One of the creepier tech-related incidents I remember was many years ago when I wanted the Sam's Photofacts (a third-party creator of device specs and schematics, etc.) for a very old portable TV. Way out of date, but I was trying to help someone with it.

I mentioned to a friend that I was looking for old Photofacts, but I did not say anything about the TV. He scribbled an address on a scrap of paper, an address locally here in L.A. "Try him," he muttered.

I drive over. It's a small unmarked storefront. I go in, the bell on the door rings. Sitting inside, like the caterpillar in "Alice in Wonderland", is this little guy perched on a stool, with immense stacks of paper surrounding him everywhere. Total mayhem.

I walk up to him -- knowing that this was a waste of time and really wanting to get out of there -- and asked if he had the Sam's Photofacts for that specific very old TV model.

Without saying a word, he reached over to the pile of papers right next to him, took the TOP item off the pile, and silently handed it to me. It was the ancient one I needed. Stunned, I paid him the amount marked on the item, and left with it, not completely sure what had just happened.

When I drove by there a month later that storefront was something else entirely. He was gone.

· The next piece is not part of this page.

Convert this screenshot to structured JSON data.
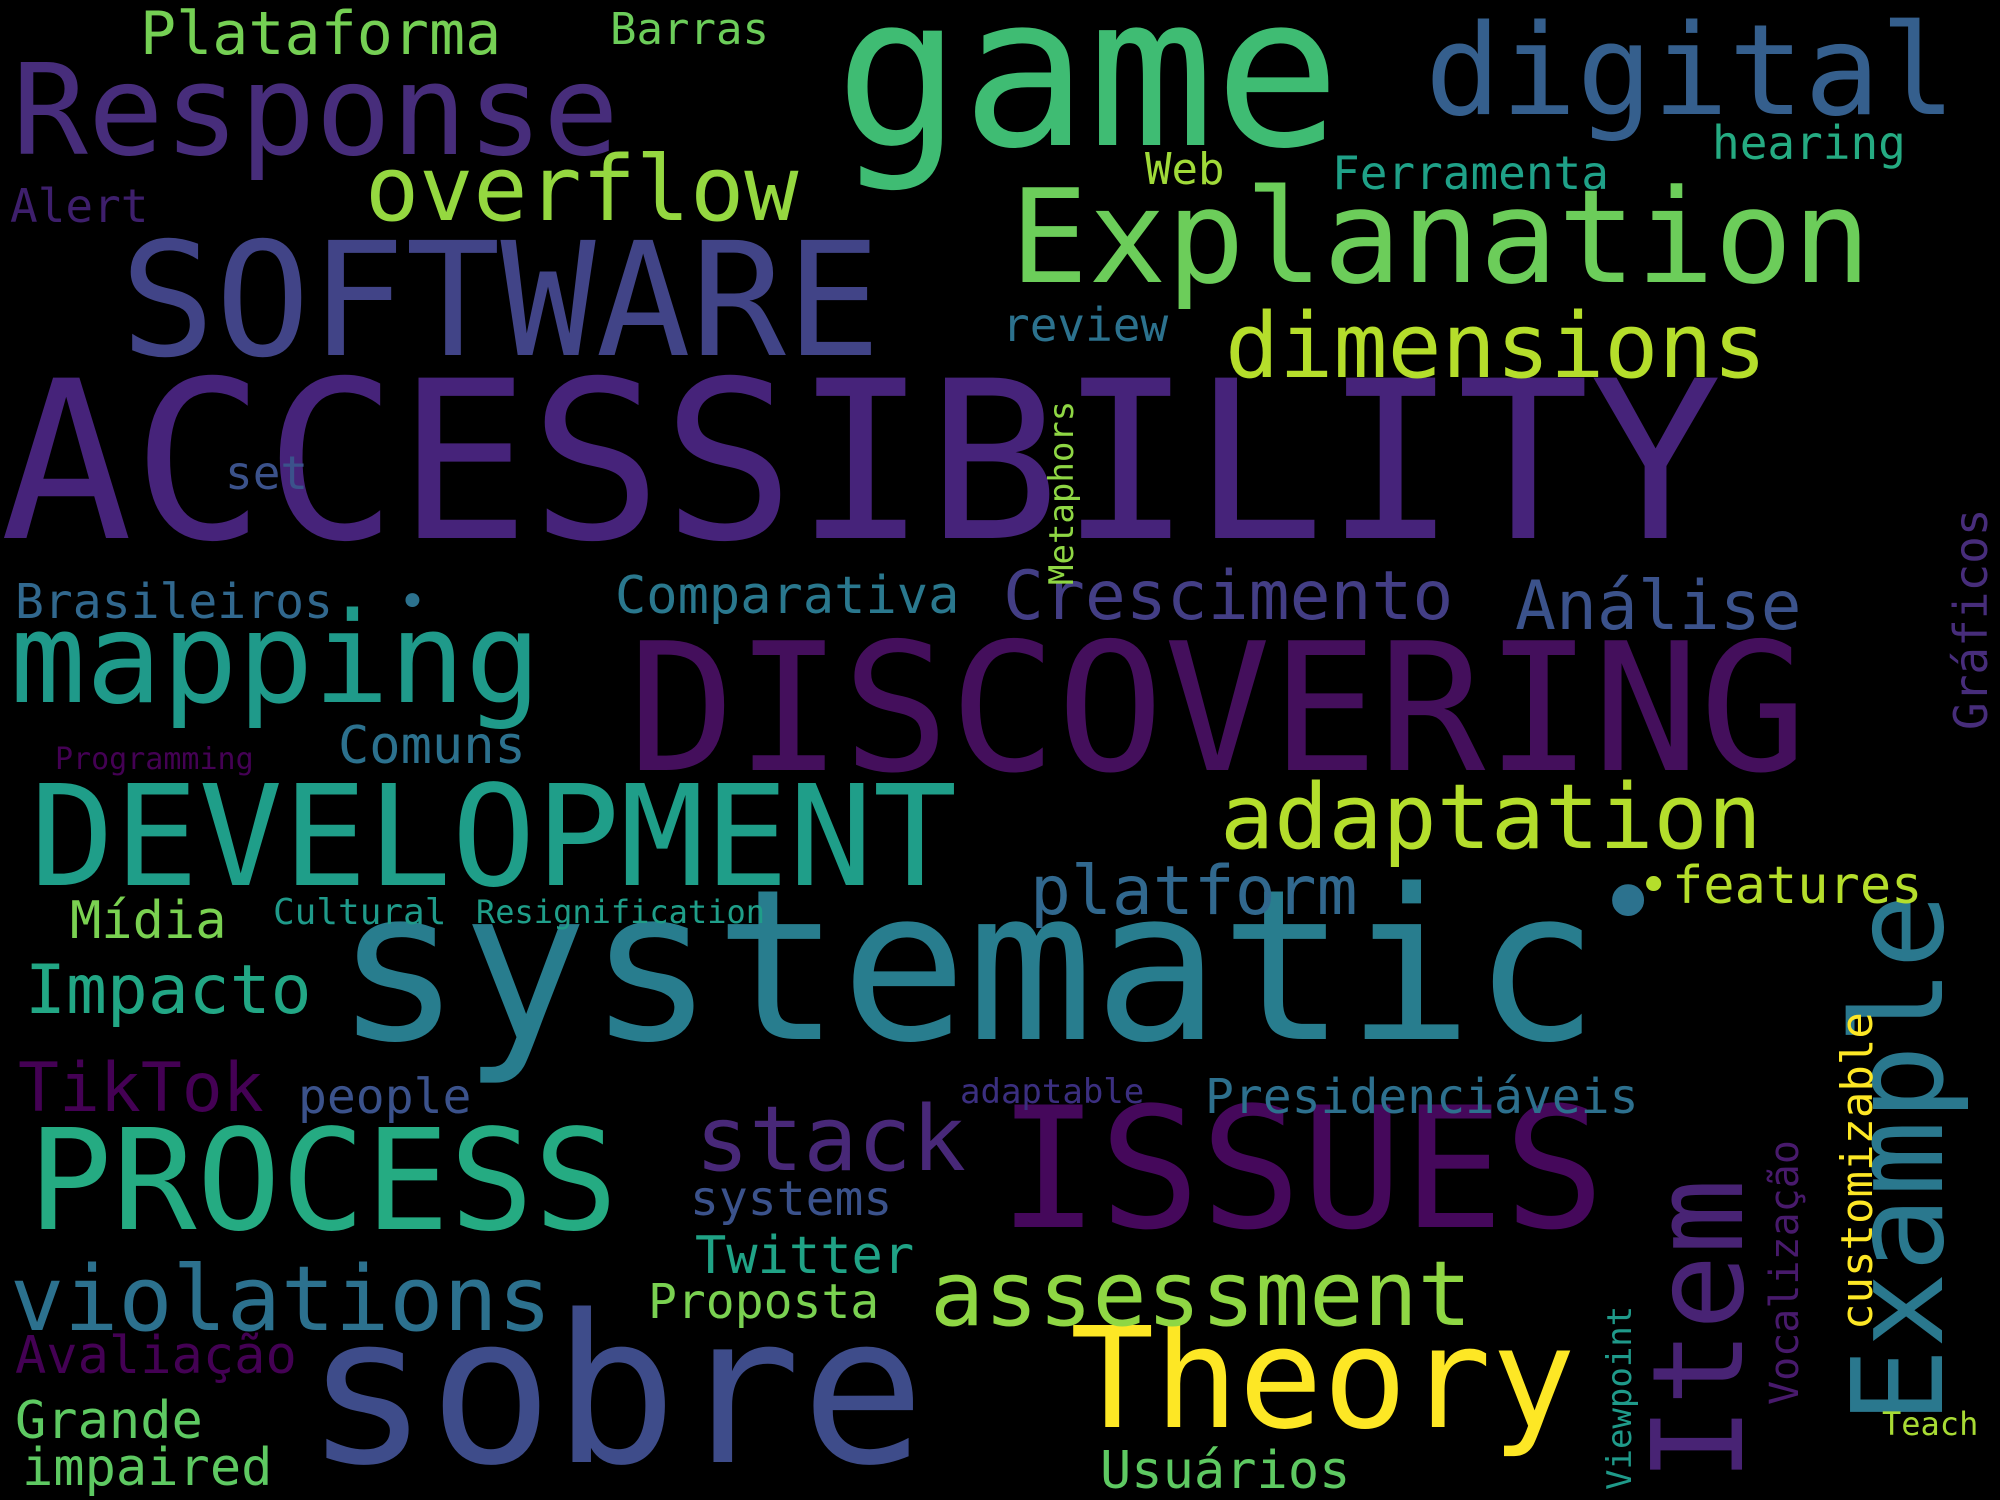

@lauren there used to be little shops like that for everything. Not necessarily magic, but it was usually a passion project and the owner knew more than anybody around about that one thing. I think we lost something when the Internet made that business model obsolete (it's not all bad, lots of those folks found their way online and lots of that wisdom is now a search away, or will be until the AI-generated garbage so overwhelms the search engines that we can't find anything anymore).